As a child I did a vast amount of walking with
my father - oh! how we walked! Winter and summer we tramped by Shank's
Pony, as he called it, the busless, motorless roads, the footpaths,
the blackberry hedges in the Black Woods, met men and womenfolk on our
walks and stopped and talked. This was my university.
We met heroes from the Battle of Mafeking in the
Boer War, Old Comrades - ordinary heroes - from the First War, mates
of my dad's from the Second War.....in fact at the end of this I will
include the anonymously-written Ballad of Woolton Green which seems
to epitomise life in the Woolton of its day.
It was on such a walk (I think we were going to
Childwall Priory but we might have finished up anywhere because that
was what my dad's walks were like!) that I first saw , not met but saw,
John Lennon.
I must have been 7 or 8 years old according to
Rod Davis. My dad and I went on the path down the centre of the double-tree
lined Blackwood Avenue and across Woolton Road in the field of corn
and walked around the edge of the field. "Listen", my dad
said. "That's a corncrake".
I listened to the strange sound of what is now
one of Britain's rarest birds, found only in the Outer Hebrides. "It
has got a nest" my dad said "They usually only call at dusk
just before night but it's a male and it's in full breeding plume".
What a strange, penetrating and persistent calling
sound it was - a sort of rasping disyllabic 'crex rerrp ... crex rerrp'.
As we penetrated deep into the cornfield we could hear the joyous sound
of kids playing on Jackson's Pond near Childwall Abbey Church. There
were kids fishing for Jack Sharps with bent pins and worms, swinging
across the islands on the pond on a rope.
Then like a dream a raft with a gang of lads came
sailing by. One was a tall, lanky, dark-haired, squint-eyed lad. I found
out later that John sometimes wore glasses - 'gig lamps' as we called
them in our Woolton dialect.
Woolton did not speak the well-known Liverpool
Scouse dialect which I love to hear but cannot speak properly as, like
all Wooltonians, we spoke an even older language - the Anglo-Saxon dialect
of Woolton which could also be heard in South Lancashire and Cheshire.
I was to meet 'the lad on the raft' later and learned that he was John
Lennon.
A few days later I had gone to play in a lane
between Vale Road and Menlove Avenue with my mate, Pete Brayford. Peter
said that there was a spring in the lane that had been hidden in the
field next door after it was filled in with bomb debris to stop the
reflection diverting the German bombers and bombing the lake when along
came Peter Shotton, Ivan Vaughan and this guy who had been on the raft
on Jackson's Pond.
He had come to live in Woolton with his aunt.

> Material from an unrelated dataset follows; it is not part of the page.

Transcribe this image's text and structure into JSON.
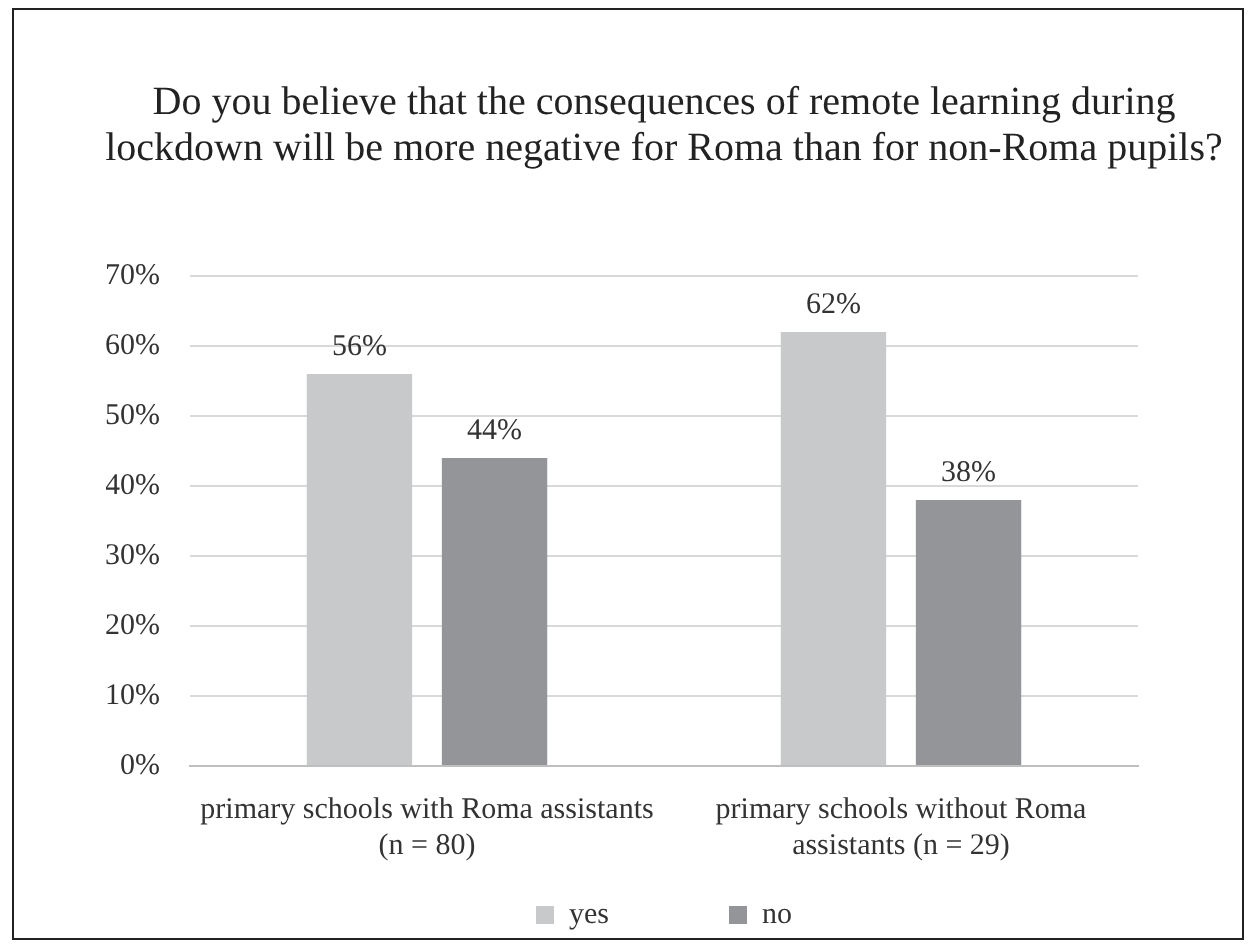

They told us that the spring, which was beside an ivy-clad oak tree,
was a Holy well and that if you told it your wishes and turned round
twice it would all come true.
My next meeting was on a day when we were all
playing football on the cow field in Reservoir Road on the top of Woolton
Hill which was used to feed up pregnant cows before they began their
new lactation.
To us lads of top end of Much Woolton it was our
football field. There was a Little Woolton which had become Gateacre.
The boundary stone betwen the two is still on the Church Road end of
Reservoir Road or at least it was the last time I had a walk around
memory lane in Reynolds Park.
Anyway, this day Alan Walpole and I were playing
football in the cow field with my new child-size leather football with
a blown up pig's bladder inside, french chalked to preserve it, which
my dad had bought from Jack Sharp's Sports Shop in Liverpool for, I
think, five shillings and sixpence.
I had got the football for my birthday in November.
We had a various assortment of football kits on - most of them probably
pre-First World War stuff as in the Woolton of our childhood no-one
had much money.
We were not poor, or did not think we were anyway,
but we certainly never dreamt of having a Liverpool or Everton football
kit. We wore hand-me-down kits, if we had any, from fathers, uncles,
brothers or cousins.
There were a lot of us playing including John
Lennon and we used our coats and jumpers as goal posts. Over the pitched
red sandstone wall climbed Robert Bancroft who, in his posh Southern
English cultivated Liverpool College Public School accent, ' arsked'
if "if one could have a game of rugger". "Join in!"
he was told.
He had a posh kit the like of which I had never
seen before. From memory the top was yellow with navy blue hoops and
he had football shorts that fitted him.